Descriptive versus Predictive

Typically, the term data mining broadly encompasses the variety of techniques referred to at the top of the BI stack (presentation to user). However, there are important differences and capabilities of each of the tools and techniques listed at the top. What is "BI" to one person may not be "BI" to another. So, let's try to organize those tools and techniques by classifying them as being either descriptive or predictive. Descriptive data mining refers to the set of tools and procedures designed to analyze data in ways that describe the past and immediate present state of the business processes that the data are produced from. Predictive data mining refers to the set of tools and procedures designed to predict the most likely future outcomes including performance, states, preferences, and much more based on historical data.

Descriptive Tools and Techniques

Descriptive tools and techniques comprise most of those that people refer to when they speak of "data mining" or "BI". The idea here is to take large amounts of data (hence the term "big data") and summarize it into either a set of key performance indicators (KPIs) or ad-hoc measures.

Key performance indicators are pre-planned measures that have been carefully determined to indicate the organization's performance on a particular business process. The reason for the descriptive "key" is that these performance indicators have been determined to be those which are most crucial to a business's success. Because KPIs are so important, management typically wants to see them in real-time and have them available for review at any time. Therefore, KPIs are summarized into a user interface known as a dashboard . Good dashboards (i.e., more expensive dashboards) also give managers tools for exploring the KPIs in more detail and breaking them down into more specific measures. See the dashboard examples below and try to determine the KPI(s) they are depicting.

The dashboard above (found at http://www.brainsins.com/en/blog/dashboard-for-e-commerce/2147) is likely used by a sales manager who is tracking the performance of their product line. There are several key components. First, notice the most important KPI to a sales manager: revenue. Revenue is even depicted in an "automobile-like" dashboard form (which is where the term "dashboard" came from) in that it looks like a speedometer. Second, notice the OLAP cube. OLAP stands for "online analytical processing." OLAP cube is a common term used to describe the data table in the lower-left corner of the image above. Typically, the user can control the cube and change the dimensions that the data is summarized into. You'll learn to do something very similar (but on a much smaller scale) when you create Excel Pivot Tables in the next chapter. Third, notice that there is a prediction of future sales in the upper-right corner. Although we are currently talking about descriptive tools and analyses, this chart of future sales is an example of a more advanced type of predictive analysis that will be discussed in the next section. However, as you can see, dashboards can include both descriptive and limited predictive elements. Yet, their primary purpose is to focus on KPIs like the revenue visualization in the top center of the image above.

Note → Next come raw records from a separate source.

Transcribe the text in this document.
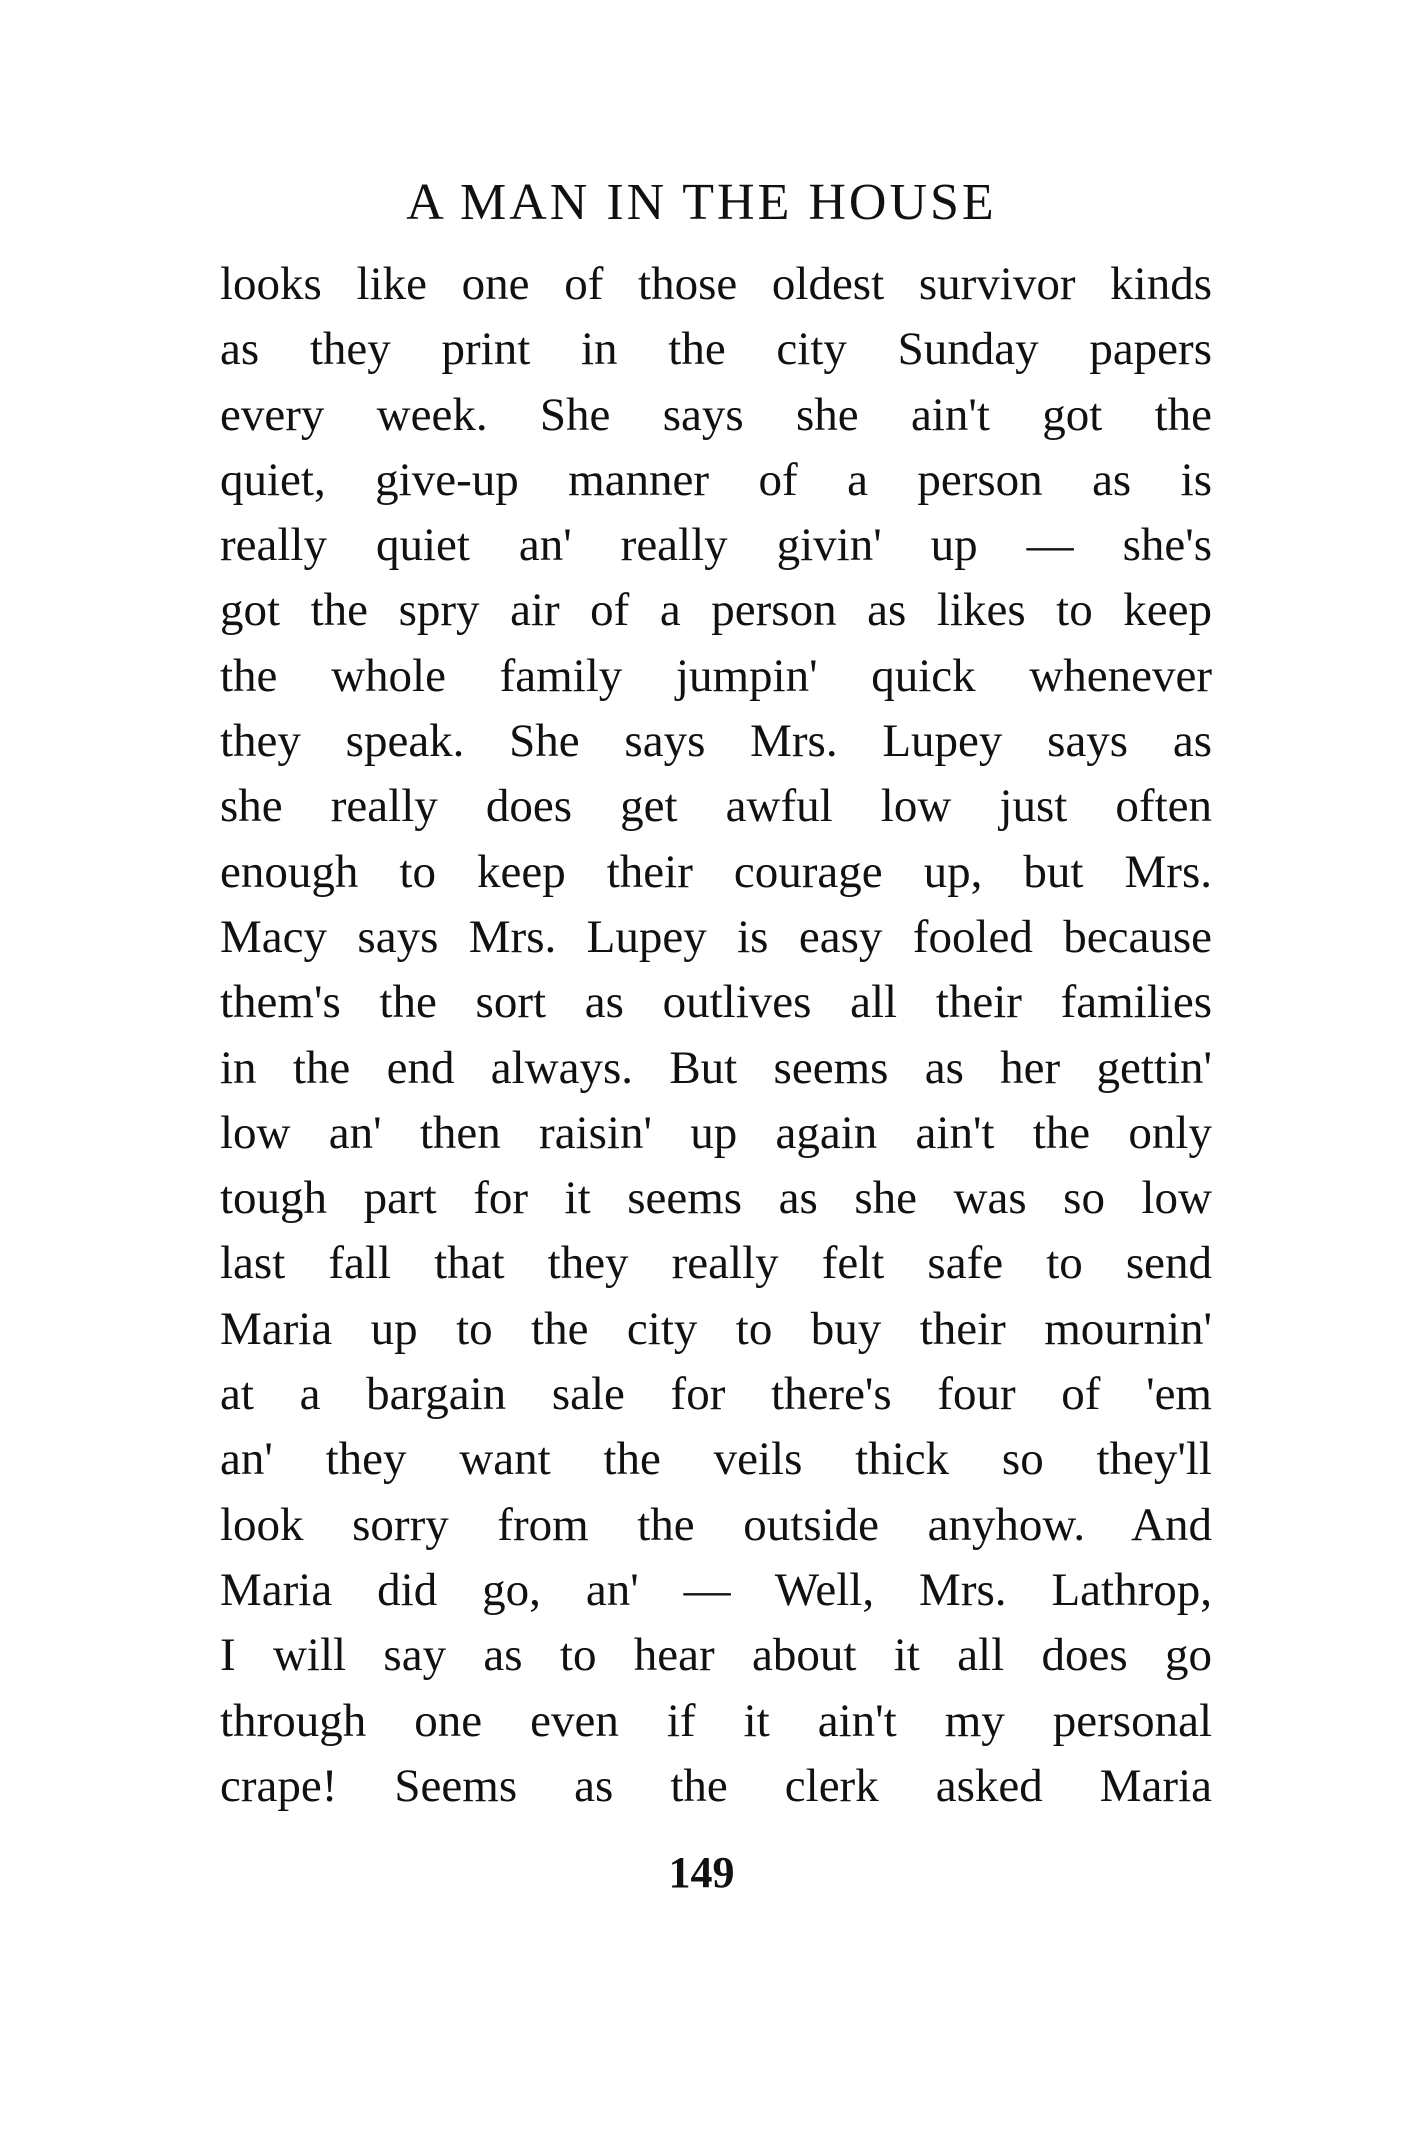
A MAN IN THE HOUSE
looks like one of those oldest survivor kinds
as they print in the city Sunday papers
every week. She says she ain't got the
quiet, give-up manner of a person as is
really quiet an' really givin' up — she's
got the spry air of a person as likes to keep
the whole family jumpin' quick whenever
they speak. She says Mrs. Lupey says as
she really does get awful low just often
enough to keep their courage up, but Mrs.
Macy says Mrs. Lupey is easy fooled because
them's the sort as outlives all their families
in the end always. But seems as her gettin'
low an' then raisin' up again ain't the only
tough part for it seems as she was so low
last fall that they really felt safe to send
Maria up to the city to buy their mournin'
at a bargain sale for there's four of 'em
an' they want the veils thick so they'll
look sorry from the outside anyhow. And
Maria did go, an' — Well, Mrs. Lathrop,
I will say as to hear about it all does go
through one even if it ain't my personal
crape! Seems as the clerk asked Maria
149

The image above depicts an Oracle-based dashboard for a call center manager (found at https://github.com/keen/dashboards). In this dashboard, the OLAP cube is replaced by an OLAP chart: the pie chart in the upper-right corner that divides the calls into their region of origin. Notice the two KPIs in the lower right corner: current call center usage and the 30-day average. Next, notice that there is a depiction of call center usage over time in the upper-left corner. Time-series analyses (e.g., showing trends in financial data over time) are a common element of most dashboards. Lastly, notice the alerts in the lower-left corner. Alerts are very useful automated messages that notify users when KPIs reach important levels. The reason for these alerts is because when these KPIs reach critical levels, some type of behavioral action is required in order to smooth out business operations or maximize their efficiency.

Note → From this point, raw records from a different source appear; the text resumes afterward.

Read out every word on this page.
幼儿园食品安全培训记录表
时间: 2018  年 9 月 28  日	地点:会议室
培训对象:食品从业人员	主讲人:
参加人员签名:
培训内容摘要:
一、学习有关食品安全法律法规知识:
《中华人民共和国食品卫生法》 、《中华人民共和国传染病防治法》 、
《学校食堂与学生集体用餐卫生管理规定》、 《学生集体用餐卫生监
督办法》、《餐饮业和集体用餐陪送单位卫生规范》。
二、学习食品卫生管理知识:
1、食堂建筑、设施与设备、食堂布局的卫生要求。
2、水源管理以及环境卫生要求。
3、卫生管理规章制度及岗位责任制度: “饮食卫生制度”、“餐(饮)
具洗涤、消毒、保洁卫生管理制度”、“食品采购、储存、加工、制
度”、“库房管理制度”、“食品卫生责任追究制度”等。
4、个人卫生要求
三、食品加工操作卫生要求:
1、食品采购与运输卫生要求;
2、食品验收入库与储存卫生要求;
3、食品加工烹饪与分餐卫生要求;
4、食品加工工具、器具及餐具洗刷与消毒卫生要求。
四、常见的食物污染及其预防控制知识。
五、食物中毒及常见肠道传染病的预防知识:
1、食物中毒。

This third (and last) dashboard example above is one that would be used by a web manager. What is the role of the website manager? It is partly to ensure that the company website is being used as much as possible in ways that will help the company. In this example, the dashboard indicates the number of page-views over time, as well as several OLAP charts that divide page-views by region, device, browser, and possibly referring website. In summary, dashboards are a popular way to summarize a series of KPIs, data descriptions, and even data predictions in a single user interface. Dashboard design is an important area of research and a profitable business for skilled user-interface designers because they have such a strong effect on the successful consumption of big data by business users.

Often, managers will face new problems or strategy sessions where they need to create new data analyses and ad-hoc measures  (those created "on the fly" to help in decision making; typically associated with an ad-hoc database query). This is a primary reason that  Microsoft Excel is such a mainstream tool at every level in an organization. It has many features for data cleaning and analysis on the fly. Excel provides a nice platform for downloading relatively small amounts of data and creating (or experimenting) with new measures. Often, KPIs are created in Excel before they become true KPIs and are shifted into a more permanent online, web-based dashboard. Later, you will learn several very useful Excel features for data analysis: PivotTables (descriptive), Solver (predictive), and the Statistics ToolPak (both descriptive and predictive features).

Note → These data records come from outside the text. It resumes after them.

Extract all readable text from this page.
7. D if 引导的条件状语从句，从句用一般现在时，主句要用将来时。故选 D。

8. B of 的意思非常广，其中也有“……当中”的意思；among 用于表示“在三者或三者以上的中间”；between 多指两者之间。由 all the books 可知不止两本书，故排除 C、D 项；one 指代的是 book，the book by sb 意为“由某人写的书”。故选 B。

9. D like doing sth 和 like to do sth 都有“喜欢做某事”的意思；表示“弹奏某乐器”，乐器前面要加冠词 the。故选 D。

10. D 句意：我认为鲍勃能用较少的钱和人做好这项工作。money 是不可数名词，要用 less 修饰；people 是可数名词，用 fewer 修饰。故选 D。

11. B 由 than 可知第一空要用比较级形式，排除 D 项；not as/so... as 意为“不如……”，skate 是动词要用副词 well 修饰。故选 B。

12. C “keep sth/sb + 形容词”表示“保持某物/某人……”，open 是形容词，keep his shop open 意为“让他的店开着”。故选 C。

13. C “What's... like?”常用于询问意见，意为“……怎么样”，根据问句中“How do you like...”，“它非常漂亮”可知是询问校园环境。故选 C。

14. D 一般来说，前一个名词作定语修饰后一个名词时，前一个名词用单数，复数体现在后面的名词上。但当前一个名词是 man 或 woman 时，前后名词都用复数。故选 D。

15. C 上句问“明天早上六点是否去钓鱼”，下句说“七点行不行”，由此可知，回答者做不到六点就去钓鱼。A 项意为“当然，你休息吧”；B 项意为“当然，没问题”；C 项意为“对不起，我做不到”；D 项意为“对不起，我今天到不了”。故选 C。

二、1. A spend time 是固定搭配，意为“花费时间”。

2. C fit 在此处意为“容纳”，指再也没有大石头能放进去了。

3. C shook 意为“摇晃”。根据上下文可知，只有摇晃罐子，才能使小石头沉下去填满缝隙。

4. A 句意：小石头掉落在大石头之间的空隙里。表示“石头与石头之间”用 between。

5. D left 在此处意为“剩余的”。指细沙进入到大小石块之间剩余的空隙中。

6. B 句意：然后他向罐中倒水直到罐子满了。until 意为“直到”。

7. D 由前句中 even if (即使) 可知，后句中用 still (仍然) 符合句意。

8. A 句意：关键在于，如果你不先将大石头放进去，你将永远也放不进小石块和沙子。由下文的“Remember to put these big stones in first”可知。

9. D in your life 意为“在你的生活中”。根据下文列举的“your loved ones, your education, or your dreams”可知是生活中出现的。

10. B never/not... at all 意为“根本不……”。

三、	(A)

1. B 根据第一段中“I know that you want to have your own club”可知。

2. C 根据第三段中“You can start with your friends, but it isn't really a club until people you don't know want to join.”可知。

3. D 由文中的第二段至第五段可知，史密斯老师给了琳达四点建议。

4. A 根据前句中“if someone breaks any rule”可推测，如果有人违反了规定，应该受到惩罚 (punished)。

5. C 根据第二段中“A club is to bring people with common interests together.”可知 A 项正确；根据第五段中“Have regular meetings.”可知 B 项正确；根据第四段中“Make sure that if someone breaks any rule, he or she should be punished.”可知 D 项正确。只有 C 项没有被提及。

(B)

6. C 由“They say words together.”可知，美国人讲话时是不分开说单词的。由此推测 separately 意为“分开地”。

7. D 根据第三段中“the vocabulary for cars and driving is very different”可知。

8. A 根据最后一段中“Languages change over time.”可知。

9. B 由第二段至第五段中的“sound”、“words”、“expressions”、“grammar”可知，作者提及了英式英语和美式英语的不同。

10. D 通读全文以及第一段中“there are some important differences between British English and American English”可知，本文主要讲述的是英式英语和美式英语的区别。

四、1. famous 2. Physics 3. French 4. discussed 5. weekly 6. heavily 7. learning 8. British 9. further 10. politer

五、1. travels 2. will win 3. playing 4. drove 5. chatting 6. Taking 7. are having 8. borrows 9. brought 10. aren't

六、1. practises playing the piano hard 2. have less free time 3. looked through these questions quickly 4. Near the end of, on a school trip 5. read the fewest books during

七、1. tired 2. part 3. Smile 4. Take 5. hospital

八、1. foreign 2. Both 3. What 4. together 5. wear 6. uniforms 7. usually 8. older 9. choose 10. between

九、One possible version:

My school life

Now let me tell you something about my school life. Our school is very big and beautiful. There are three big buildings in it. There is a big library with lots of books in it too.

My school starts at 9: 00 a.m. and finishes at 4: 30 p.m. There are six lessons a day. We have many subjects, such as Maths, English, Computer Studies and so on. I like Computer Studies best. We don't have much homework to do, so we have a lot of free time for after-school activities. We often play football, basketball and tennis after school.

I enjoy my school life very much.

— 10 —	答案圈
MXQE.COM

Predictive Tools and Techniques

As it turns out, it's not all that difficult to calculate measures of our past performance. However, what if we can predict the future? Then, we can outsmart the competition by making the products that consumers really want (perhaps before they know they want them), recognizing viruses before they are a "known" virus, knowing if a consumer is going to buy our product before we give them the sales pitch, and much much much more. This is the purpose of predictive tools and techniques. The graphic below (from www.slideteam.net) depicts the conceptual relationship between the value of various forms of analyses and the complexity of performing those analyses. In summary, the analyses progress from basic database querying and reporting (descriptive) to analyses of those results using OLAP cubes and visualizations to more complex dashboards to, finally, predictive analyses, which help us "prescribe" future business actions.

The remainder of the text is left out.